What on earth is she doing here? he wondered, spiders of apprehension crawling around his belly.
It seemed so incredibly out of character for her. Sanae was the kind of person that was always where she said she was going to be when she said she was going to be there. It was very odd that she would visit some home in Kyoto instead of just getting a cab and heading to the hotel to meet him. At least he assumed it was a home. Then he recalled being told about the Folding Screen Festival, a part of the Gion Matsuri where people opened their homes and displayed family heirlooms. Perhaps this is part of that? he wondered. But everything felt off, wrong.
He looked at the door again. His heart began to beat faster. Perhaps I should just get back to the hotel. Maybe it's not her, he thought. But he knew it was her. He was confident about that, if nothing else. He knocked at the door and waited, then knocked again, harder.
No answer.
Finally he tried the handle, and finding the door unlocked, he slid it to the side. It was even darker inside than it was out, everything cast in impenetrable gloom save a small circle of starlight that shone through the door. It revealed a pair of strappy black sandals. Sanae's sandals. He recognized them.
He stepped inside, leaving the door open behind him and called out, “Konbanwa? Sumimasen...”
There was no reply but he had the sense of something moving very stealthily in the interior darkness.
“Hello?” he called, squeezing the word out of a throat that suddenly seemed like it wanted to close shut. The sweat that had cooled him in the humid Kyoto night now felt cold and clammy on his body, and his heart was beating like a triphammer. He could actually feel the blood pulse in his temples and pounding through his chest. He thought briefly of the monster in the crowd. There was a bang from the back of the room and the shadows shifted as he jumped and spun towards the noise. Then there was a whirring, clicking sound. Something about the size of a cat was approaching him. He braced himself, all his senses telling him to turn and run, to flee this place and never return.
The thing slid smoothly into the light and he gasped. It was a tiny man. He held a plate with a teacup on it. The little man neared him and halted just a few inches from his legs, then suddenly bowed his head and raised his tray with a jerk, offering him the teacup. Oscar nearly screamed, but realized just as he began that this wasn't a man at all. It was a robot. A karakuri robot – an automata from the 17th century or so made to move with whalebone springs and strings, something like an old wind up toy, only much, much more sophisticated. It had its hair styled with a topknot, like an old fashioned nobleman, and it wore a hakama and a tiny man's kimono. The deep blue and grey of the cloth and the black hair made the white paint on its wooden face seem very pale in the small ring of light.

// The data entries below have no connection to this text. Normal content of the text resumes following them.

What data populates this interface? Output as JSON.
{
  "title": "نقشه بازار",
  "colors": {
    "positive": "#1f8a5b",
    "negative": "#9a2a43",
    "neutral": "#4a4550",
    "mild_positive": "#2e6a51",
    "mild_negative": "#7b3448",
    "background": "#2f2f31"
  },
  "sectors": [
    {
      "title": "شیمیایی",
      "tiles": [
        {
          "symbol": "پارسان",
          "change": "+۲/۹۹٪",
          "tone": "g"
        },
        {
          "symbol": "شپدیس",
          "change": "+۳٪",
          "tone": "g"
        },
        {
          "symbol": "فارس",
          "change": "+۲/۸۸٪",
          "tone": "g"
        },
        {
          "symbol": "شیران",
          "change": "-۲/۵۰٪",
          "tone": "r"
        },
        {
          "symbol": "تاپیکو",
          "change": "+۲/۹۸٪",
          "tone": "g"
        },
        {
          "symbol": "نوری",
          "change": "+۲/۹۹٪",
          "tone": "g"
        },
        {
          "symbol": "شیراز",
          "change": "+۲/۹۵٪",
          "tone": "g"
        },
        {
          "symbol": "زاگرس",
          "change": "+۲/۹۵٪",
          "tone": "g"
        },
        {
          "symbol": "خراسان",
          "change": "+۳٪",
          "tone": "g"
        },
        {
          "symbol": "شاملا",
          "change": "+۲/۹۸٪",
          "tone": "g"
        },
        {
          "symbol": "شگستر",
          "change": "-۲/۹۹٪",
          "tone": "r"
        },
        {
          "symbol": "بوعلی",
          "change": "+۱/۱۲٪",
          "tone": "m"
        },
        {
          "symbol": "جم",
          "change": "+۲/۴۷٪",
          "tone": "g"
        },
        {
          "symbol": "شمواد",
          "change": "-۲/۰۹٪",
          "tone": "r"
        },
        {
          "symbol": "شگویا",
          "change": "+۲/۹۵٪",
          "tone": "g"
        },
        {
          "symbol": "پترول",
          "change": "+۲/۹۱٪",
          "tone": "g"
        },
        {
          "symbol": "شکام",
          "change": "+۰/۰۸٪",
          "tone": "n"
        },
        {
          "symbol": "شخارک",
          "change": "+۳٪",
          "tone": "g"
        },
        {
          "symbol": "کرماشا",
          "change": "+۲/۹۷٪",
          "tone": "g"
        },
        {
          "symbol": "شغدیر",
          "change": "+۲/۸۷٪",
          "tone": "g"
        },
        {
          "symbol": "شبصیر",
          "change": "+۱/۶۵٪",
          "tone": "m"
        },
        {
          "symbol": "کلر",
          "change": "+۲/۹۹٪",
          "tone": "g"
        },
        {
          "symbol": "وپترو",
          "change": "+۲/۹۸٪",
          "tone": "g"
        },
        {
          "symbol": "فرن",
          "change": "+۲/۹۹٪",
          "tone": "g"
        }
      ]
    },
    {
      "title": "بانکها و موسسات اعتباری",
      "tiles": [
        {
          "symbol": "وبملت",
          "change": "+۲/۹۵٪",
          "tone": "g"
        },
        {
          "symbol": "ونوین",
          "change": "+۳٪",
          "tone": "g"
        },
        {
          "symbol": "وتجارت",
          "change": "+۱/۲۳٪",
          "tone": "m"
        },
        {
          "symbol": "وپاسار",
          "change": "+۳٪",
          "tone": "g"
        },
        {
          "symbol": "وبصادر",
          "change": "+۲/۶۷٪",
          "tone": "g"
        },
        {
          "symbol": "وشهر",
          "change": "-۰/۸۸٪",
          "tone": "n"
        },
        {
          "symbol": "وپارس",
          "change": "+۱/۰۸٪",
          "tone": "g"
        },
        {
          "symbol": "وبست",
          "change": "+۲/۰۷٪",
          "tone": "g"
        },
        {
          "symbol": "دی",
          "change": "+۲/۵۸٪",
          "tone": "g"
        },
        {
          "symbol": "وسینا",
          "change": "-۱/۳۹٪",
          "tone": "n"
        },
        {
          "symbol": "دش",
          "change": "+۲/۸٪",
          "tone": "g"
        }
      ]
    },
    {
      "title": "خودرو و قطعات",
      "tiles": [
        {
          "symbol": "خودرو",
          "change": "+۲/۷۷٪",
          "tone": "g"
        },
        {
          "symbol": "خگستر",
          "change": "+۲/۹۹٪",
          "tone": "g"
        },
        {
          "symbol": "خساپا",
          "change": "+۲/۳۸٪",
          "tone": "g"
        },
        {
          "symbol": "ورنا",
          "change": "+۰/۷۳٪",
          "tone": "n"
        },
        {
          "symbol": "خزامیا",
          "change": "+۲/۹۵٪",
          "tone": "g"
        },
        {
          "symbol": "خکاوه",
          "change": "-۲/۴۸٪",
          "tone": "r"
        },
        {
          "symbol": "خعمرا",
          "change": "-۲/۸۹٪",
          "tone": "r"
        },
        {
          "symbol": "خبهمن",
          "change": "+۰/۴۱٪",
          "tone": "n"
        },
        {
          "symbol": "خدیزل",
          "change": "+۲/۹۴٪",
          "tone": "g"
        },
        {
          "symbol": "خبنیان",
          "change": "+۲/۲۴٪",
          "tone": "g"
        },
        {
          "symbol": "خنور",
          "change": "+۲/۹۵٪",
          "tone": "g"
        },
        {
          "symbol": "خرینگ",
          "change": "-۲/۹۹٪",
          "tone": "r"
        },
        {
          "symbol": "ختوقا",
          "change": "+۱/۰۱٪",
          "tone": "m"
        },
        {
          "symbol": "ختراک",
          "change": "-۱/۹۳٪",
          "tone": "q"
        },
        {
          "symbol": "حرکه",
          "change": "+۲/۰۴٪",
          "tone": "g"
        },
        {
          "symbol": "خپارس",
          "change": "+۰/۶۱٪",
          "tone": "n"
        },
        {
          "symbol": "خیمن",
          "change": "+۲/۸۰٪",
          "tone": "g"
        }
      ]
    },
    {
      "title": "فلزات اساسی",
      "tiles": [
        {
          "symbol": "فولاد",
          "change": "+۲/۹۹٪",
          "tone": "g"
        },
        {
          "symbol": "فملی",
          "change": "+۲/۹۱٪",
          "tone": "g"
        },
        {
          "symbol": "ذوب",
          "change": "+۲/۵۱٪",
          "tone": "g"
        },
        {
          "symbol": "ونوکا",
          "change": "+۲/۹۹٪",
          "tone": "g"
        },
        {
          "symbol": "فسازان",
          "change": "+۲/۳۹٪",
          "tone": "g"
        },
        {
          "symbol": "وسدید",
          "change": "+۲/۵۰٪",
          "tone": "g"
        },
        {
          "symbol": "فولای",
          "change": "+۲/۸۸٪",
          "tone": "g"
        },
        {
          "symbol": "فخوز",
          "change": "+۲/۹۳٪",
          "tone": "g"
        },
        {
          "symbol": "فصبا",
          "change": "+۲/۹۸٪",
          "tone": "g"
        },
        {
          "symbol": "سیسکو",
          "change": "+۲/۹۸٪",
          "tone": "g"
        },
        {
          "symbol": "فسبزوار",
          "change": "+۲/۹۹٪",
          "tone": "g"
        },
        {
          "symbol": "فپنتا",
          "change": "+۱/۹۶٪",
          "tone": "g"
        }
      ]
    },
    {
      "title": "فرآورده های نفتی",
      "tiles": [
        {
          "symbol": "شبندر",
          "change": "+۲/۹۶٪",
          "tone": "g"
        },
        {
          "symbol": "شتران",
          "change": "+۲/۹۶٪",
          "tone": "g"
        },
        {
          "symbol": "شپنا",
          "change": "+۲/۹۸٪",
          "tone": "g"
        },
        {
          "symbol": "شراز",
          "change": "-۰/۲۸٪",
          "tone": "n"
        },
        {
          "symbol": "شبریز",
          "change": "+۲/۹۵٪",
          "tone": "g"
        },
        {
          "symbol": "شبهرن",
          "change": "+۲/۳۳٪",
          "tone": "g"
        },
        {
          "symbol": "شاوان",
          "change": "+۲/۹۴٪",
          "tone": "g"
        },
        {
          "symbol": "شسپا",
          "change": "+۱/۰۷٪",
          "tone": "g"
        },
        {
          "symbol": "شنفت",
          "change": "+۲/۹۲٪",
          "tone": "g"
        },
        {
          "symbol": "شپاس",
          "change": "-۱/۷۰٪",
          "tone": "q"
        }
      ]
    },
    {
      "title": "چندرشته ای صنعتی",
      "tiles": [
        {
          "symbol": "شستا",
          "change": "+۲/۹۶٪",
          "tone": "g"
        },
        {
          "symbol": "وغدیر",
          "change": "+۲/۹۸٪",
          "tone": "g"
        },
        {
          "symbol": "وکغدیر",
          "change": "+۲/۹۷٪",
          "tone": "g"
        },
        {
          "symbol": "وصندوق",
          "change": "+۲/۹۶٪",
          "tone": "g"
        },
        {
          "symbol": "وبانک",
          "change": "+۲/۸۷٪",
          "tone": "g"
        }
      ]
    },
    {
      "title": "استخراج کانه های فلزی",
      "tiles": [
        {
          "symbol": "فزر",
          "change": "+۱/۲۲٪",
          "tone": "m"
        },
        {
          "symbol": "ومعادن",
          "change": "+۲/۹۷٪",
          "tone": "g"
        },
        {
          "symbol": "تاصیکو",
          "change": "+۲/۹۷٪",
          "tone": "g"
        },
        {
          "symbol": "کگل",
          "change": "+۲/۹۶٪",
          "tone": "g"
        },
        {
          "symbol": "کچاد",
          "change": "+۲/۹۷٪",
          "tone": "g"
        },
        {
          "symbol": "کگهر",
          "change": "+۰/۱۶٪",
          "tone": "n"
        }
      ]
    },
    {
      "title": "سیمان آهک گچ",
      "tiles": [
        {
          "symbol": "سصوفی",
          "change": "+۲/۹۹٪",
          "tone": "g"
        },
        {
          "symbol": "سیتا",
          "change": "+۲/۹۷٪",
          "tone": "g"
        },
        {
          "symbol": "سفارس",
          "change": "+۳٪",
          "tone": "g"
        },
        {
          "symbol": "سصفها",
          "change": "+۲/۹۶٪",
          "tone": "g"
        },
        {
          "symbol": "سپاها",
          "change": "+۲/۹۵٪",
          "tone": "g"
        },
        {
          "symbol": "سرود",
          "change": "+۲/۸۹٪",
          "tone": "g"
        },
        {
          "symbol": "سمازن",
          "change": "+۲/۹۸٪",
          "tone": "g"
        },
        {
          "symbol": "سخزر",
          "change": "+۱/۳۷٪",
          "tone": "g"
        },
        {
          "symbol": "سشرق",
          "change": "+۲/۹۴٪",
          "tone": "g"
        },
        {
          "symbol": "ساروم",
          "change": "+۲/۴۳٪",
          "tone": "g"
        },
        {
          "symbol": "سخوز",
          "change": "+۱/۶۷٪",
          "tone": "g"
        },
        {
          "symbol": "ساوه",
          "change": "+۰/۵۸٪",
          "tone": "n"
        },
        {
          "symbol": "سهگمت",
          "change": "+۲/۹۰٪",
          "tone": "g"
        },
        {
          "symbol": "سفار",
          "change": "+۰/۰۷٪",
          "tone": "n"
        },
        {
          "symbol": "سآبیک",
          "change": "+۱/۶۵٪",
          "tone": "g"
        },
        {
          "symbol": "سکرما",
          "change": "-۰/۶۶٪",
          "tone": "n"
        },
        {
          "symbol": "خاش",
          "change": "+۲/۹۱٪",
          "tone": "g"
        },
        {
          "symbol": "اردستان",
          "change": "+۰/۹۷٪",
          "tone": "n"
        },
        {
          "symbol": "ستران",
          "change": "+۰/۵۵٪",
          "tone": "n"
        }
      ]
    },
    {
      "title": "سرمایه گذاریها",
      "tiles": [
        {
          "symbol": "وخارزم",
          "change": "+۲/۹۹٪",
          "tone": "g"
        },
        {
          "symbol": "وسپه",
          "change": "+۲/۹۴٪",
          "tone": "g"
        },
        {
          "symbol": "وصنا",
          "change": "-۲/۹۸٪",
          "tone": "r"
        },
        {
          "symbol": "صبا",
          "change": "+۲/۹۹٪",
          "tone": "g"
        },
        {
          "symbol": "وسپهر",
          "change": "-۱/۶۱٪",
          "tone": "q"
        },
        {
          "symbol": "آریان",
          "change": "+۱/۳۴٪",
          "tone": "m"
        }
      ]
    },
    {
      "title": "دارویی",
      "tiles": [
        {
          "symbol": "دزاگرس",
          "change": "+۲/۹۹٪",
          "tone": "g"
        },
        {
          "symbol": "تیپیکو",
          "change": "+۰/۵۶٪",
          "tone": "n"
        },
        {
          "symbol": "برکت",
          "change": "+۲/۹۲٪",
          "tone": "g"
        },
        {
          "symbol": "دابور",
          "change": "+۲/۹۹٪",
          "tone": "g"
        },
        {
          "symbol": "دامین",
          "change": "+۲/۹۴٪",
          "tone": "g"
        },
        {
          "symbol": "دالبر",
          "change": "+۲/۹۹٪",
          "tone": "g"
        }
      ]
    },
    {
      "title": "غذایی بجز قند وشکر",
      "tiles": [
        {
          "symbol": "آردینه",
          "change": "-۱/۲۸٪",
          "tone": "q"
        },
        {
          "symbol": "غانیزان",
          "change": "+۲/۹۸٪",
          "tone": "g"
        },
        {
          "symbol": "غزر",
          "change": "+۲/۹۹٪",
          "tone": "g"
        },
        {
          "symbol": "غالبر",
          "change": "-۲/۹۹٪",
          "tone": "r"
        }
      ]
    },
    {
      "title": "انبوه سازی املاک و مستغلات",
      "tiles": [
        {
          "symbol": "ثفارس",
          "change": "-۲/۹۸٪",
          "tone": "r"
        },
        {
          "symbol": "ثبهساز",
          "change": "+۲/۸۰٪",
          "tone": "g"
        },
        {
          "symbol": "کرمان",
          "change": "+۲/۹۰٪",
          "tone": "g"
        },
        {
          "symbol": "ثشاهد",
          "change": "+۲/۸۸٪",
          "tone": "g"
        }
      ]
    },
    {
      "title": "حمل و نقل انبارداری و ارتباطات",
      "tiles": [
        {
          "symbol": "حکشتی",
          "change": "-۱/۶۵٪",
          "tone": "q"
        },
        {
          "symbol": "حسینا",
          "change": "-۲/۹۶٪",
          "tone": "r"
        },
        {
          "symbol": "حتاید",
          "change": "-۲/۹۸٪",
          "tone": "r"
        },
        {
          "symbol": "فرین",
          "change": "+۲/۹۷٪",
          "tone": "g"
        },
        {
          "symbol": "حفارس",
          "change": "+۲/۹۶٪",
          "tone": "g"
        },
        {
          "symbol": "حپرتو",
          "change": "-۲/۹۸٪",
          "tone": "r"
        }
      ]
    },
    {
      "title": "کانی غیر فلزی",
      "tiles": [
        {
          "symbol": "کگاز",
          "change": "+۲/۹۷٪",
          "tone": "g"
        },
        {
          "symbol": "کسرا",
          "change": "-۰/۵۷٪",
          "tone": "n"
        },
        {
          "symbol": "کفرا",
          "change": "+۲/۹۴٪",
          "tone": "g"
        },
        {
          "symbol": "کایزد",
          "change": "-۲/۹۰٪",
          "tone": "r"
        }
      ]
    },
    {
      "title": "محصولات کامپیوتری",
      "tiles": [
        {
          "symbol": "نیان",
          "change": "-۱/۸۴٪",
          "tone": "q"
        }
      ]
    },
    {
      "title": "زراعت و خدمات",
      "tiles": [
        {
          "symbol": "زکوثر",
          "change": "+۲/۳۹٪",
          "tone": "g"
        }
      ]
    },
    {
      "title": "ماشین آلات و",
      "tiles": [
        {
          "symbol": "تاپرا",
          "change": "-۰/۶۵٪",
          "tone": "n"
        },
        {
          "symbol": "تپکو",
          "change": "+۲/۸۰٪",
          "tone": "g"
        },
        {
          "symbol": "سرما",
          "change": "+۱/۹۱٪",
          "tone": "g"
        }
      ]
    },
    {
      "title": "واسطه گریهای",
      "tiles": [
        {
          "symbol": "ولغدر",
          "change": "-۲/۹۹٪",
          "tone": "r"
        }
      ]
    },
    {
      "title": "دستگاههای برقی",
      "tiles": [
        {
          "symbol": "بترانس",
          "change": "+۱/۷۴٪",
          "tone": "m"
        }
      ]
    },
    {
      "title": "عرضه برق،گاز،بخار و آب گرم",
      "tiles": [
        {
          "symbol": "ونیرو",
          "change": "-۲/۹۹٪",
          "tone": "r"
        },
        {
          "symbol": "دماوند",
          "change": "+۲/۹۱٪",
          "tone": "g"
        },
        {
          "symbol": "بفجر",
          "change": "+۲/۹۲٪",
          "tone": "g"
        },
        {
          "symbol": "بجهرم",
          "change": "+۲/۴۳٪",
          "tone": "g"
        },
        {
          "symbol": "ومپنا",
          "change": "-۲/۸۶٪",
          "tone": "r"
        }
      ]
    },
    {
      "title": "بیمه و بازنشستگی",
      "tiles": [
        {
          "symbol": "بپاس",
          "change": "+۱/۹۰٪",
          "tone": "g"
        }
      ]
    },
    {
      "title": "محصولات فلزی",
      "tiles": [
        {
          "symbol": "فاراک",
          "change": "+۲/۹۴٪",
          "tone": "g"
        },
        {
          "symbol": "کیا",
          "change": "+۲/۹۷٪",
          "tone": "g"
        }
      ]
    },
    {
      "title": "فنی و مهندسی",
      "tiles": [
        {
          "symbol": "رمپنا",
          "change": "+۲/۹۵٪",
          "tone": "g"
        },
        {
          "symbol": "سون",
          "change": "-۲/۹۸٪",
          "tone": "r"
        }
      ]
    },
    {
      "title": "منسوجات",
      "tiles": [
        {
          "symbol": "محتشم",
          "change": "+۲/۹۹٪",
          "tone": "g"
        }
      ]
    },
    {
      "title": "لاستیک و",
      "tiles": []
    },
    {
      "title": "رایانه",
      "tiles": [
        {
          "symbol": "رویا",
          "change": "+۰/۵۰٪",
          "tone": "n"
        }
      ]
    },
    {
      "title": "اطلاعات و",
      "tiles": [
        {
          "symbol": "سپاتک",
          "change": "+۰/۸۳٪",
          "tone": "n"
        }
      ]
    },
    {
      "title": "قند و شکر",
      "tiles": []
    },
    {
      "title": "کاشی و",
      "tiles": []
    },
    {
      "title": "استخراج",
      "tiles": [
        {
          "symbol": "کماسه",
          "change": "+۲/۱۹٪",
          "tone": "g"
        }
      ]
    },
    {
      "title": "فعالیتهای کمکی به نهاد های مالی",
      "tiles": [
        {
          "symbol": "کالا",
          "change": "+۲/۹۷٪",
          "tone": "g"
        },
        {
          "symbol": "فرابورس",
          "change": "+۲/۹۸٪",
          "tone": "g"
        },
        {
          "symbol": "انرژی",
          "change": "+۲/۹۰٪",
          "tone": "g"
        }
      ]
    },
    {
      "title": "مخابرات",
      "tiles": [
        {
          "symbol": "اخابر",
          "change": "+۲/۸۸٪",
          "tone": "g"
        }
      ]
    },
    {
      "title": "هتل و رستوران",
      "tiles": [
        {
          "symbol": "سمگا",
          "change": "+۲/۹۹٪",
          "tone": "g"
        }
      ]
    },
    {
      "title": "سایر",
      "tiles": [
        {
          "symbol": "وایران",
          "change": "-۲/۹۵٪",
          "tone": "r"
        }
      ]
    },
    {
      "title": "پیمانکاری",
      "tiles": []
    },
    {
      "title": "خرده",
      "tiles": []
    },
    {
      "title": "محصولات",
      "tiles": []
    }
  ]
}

He laughed in relief. This must be part of the Folding Screen Festival. Sanae was having a bit of fun with him, that was all. He bent down to take the cup in both hands, and lifting it from the tray triggered the karakuri to start up again. It slowly turned around and headed back into the darkness from which it came. His eyes followed it to a slim, feminine form in the shadows that he had not been able to pick out of the darkness earlier. Thank goodness, he thought, it's her.
“Sanae?” he called. “Honey?”
“I am here, my dear one,” came a voice as hard as the slamming of a coffin lid and as cold as the air in an emptied grave. Oscar’s breath caught in his throat as the lights came on and he could see everything for the first time.
“Oh God!” he shrieked, “Oh God! Oh God!”